7 Şubat günü OHAL kapsamında yayınlanan 686 Sayılı Kanun Hükmünde Kararname (KHK) ile 4 bin 464 kamu personeli, tamamen siyasi ve idari karar ve tasarruflarla, ne ile suçlandıklarını bilmeden ve savunma hakkı bile tanınmadan kamu görevinden ihraç edilmiştir.
İhraç edilenler arasında Eğitim Sen Genel Sekreteri Mesut Fırat başta olmak üzere, binlerce Eğitim Sen üyesi ve yöneticisi bulunmaktadır.
Siyasi iktidar, başta ekonomi, iç ve dış politika alanı olmak üzere, pek çok noktada içine düştüğü çıkmazların da etkisiyle, kitlesel ihraçlar, açığa almalar, muhaliflere yönelik gözaltı ve tutuklamalar gibi hukuksuz, yasa dışı adımlar atarak, kurmak istediği baskıcı ve otoriter rejim karşısında tehdit olarak gördüğü KESK üyesi emekçileri ve onların örgütlü mücadelesini hedef almaktadır.
Kamuda yaşanan ihraçların niteliğine, ihraç edilenlere “savunma hakkı” bile tanınmamasına bakıldığında OHAL ve KHK’lara gerekçe olarak gösterilen “darbecilerle mücadele” söyleminin hiçbir şekilde gerçeği yansıtmadığı, kamuda siyasi iktidarın merkezinde olduğu büyük bir ‘sivil darbe’ yaşandığı açıktır.

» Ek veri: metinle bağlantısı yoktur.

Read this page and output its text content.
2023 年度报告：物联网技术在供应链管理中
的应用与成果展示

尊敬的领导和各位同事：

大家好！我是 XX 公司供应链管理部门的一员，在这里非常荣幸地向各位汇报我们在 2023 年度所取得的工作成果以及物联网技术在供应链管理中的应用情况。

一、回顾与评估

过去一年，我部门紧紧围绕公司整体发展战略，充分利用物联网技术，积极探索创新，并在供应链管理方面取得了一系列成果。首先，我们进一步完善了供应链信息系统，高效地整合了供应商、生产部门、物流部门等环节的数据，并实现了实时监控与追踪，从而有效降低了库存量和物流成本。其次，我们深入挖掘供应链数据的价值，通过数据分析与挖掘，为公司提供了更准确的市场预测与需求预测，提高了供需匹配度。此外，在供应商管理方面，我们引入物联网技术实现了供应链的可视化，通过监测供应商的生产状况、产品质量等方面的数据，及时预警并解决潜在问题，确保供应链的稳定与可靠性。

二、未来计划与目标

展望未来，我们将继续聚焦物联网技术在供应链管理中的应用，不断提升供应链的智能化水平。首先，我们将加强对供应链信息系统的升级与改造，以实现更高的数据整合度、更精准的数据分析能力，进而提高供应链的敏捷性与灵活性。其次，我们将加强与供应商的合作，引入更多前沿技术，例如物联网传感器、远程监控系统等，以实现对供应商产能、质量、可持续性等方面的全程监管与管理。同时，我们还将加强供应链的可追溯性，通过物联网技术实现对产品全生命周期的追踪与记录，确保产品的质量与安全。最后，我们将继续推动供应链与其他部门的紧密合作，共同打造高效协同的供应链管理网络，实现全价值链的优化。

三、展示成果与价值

Hükümetin ve kamu yöneticilerinin kendilerini yargının yerine koyarak ‘yargısız infaz’ yapmaları sonucunda kamu görevinden ihraç edilen ve açığa alınanlarla birlikte doğrudan ya da dolaylı olarak mağdur olanların sayısı 2 milyona yaklaşmıştır. Dolayısıyla iktidar eliyle kamuda gerçekleştirilen tarihin en kitlesel tasfiye hareketi sadece ihraç edilen kamu emekçilerini değil, tüm toplum kesimlerini yakından ilgilendirmektedir.
Örgütlü mücadelemizi hedef alan bu türlü girişim ve saldırılara rağmen, hukuksal ve örgütlü mücadeleden asla vazgeçmeyeceğimiz bilinmelidir.